Record

CollectionGB 0231 University of Aberdeen, Special Collections
LevelItem
Ref NoMS 3290/2/324
TitleLetter from Amelia Nyasa Laws to her parents, Robert and Maggie Laws
Date9 November 1919
Extent2 sheets
DescriptionLetter from Amelia Nyasa Laws, Paris, to her parents, just re-reading their letters and resting her hand, she has lost her old Stylo pen, probably on the train to Nantes, and it was easier to write with, enclosing a note of Roman news (MS 3290/2/325) as Aunt Amy is probably as useless as ever in sending it, Aunt does not feel like writing much to Aunt Amy, who has lost a good deal of Uncle and Aunt's sympathy with her behaviour last summer, so Amelia is to send on summarised information, present to her parents (going via Aunt and Uncle so that they can see them) of a dozen coloured prints made from war-sketches made by artists waiting for demobilisation, mostly of scenes made famous by the war, 'it represents an infinitesimal acknowledgement of these past years of generosity on your part and conveys much love and best wishes', there is also an album of the chateaux of the Loire, she is going to spend her second month's earnings on a small gas stove for Aunt, Uncle is to be retired from the end of October and the manse is to be freed for his successor, he will remain minister emeritus, Mrs.
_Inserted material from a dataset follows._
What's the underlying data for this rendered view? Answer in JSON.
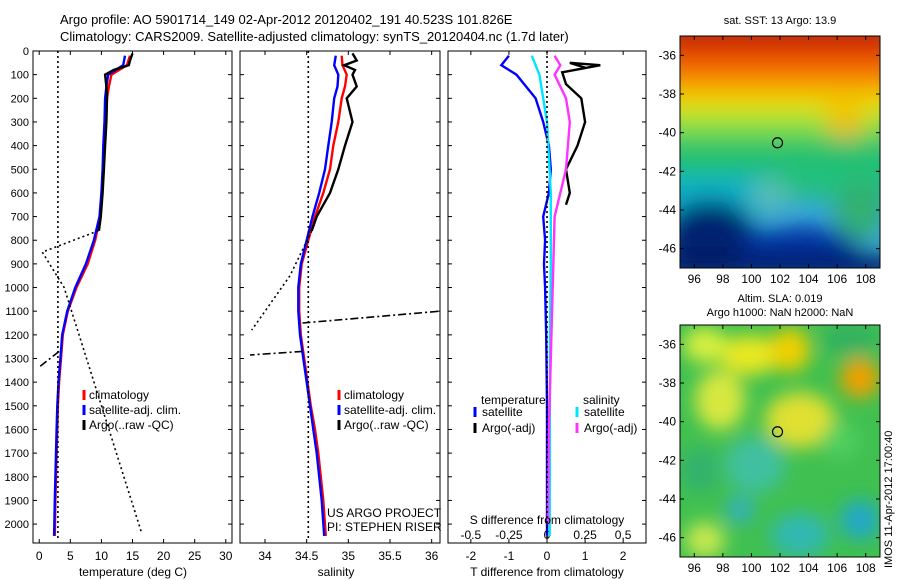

Rowat has suggested selling the furniture, but Aunt knows Uncle will need his books, Uncle does not want to leave the manse, but perhaps the new man might find it too large for his needs and might let Uncle stay in some rooms, though this would not be fair to his successor, 'social requirements are not what they were', Amelia would like a little allowance next year as she will have to go to Rome to help Aunt with the removals, accounts, including expenditure on clothes, Amelia's mother will find a new outfit expensive when she comes home, movements to and from Livingstonia, earthquake in Rome last week, hopes that the bubonic plague at Karonga has ceased, thanks for interesting quotation about Sir Rennell Rodd from the Cornhill Magazine, he has retired to a house on the Janiculum, odd behaviour of Mrs. Innes who wishes to leave her children in Scotland while in Rome, Amelia would never shirk such a responsibility, they 'have a permanent right to their mother', she has no wish to be a missionary and is happy in France, 'This generation has seen the failure of 'professional Christianity ... their personal needs demand a personal Christ'.